Stock watch: In last week's 55-14 win over the Bears, safety Micah Hyde made one of the game's momentum-changing plays on defense when he picked off Jay Cutler in the first quarter. Against the Eagles, he made another early-game impact when he returned a punt 75 yards for a touchdown in the first quarter to give the Packers a 17-0 lead. It was Hyde's first punt return for a touchdown this season and the second of his career.

More from Matthews: A week after he debuted at inside linebacker in certain defensive packages, Clay Matthews added another position to his list. On several plays, he actually lined up on the line of scrimmage but outside of the outside linebacker. He batted down a pass from that spot in the third quarter. He started the game at inside linebacker next to A.J. Hawk, just like he did last week, and played the majority of his snaps there. He also played some snaps at his old spot, right outside linebacker. He was credited with five tackles, a sack and a pass breakup.

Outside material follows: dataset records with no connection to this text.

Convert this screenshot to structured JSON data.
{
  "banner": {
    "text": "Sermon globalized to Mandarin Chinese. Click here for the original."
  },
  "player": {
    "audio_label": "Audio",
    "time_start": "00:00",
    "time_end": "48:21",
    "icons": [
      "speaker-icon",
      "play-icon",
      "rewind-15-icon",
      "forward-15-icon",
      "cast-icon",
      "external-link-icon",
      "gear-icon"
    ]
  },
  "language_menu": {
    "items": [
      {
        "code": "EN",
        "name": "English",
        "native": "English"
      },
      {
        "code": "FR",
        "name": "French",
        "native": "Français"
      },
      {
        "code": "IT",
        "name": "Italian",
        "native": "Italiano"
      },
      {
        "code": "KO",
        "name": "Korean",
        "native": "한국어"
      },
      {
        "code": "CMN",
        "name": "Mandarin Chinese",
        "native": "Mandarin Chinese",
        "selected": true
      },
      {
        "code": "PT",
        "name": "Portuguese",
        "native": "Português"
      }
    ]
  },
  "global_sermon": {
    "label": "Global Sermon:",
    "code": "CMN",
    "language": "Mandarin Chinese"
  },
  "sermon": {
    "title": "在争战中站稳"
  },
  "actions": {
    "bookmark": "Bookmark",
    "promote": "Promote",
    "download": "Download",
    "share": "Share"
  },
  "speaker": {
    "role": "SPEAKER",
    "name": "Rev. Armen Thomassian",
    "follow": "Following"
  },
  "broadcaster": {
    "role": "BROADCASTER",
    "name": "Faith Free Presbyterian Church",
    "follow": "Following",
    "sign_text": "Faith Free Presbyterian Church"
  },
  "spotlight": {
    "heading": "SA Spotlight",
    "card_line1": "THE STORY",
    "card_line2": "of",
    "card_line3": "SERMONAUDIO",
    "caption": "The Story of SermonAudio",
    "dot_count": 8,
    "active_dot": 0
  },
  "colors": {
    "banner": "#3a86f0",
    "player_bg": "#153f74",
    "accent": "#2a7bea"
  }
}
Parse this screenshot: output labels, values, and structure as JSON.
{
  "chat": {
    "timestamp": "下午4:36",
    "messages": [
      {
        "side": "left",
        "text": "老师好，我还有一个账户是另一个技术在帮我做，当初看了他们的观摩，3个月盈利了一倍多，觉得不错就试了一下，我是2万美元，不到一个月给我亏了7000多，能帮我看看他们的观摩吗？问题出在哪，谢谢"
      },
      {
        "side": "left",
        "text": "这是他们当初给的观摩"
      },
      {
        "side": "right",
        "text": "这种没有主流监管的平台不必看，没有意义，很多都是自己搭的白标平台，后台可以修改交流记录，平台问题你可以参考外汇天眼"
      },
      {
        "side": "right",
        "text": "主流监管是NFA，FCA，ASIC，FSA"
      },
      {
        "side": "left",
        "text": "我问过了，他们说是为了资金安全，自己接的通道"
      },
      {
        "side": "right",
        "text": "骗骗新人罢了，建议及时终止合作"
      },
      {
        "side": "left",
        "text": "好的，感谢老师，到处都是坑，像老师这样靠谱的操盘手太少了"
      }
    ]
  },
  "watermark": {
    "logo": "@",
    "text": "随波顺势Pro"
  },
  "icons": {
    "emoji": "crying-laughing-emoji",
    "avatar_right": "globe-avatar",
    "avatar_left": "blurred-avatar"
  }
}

Game ball: It's about time defensive coordinator Dom Capers started getting some credit for what the Packers have done on defense. From the decision to move Matthews to the improved run defense to his timely blitz calls, Capers has made all the right moves the past two weeks. The result was some timely sacks by Letroy Guion, Mike Neal and Matthews, plus another interception return for a touchdown by Julius Peppers.

What's next: The Packers go back on the road and get back to NFC North action Sunday at the Minnesota Vikings.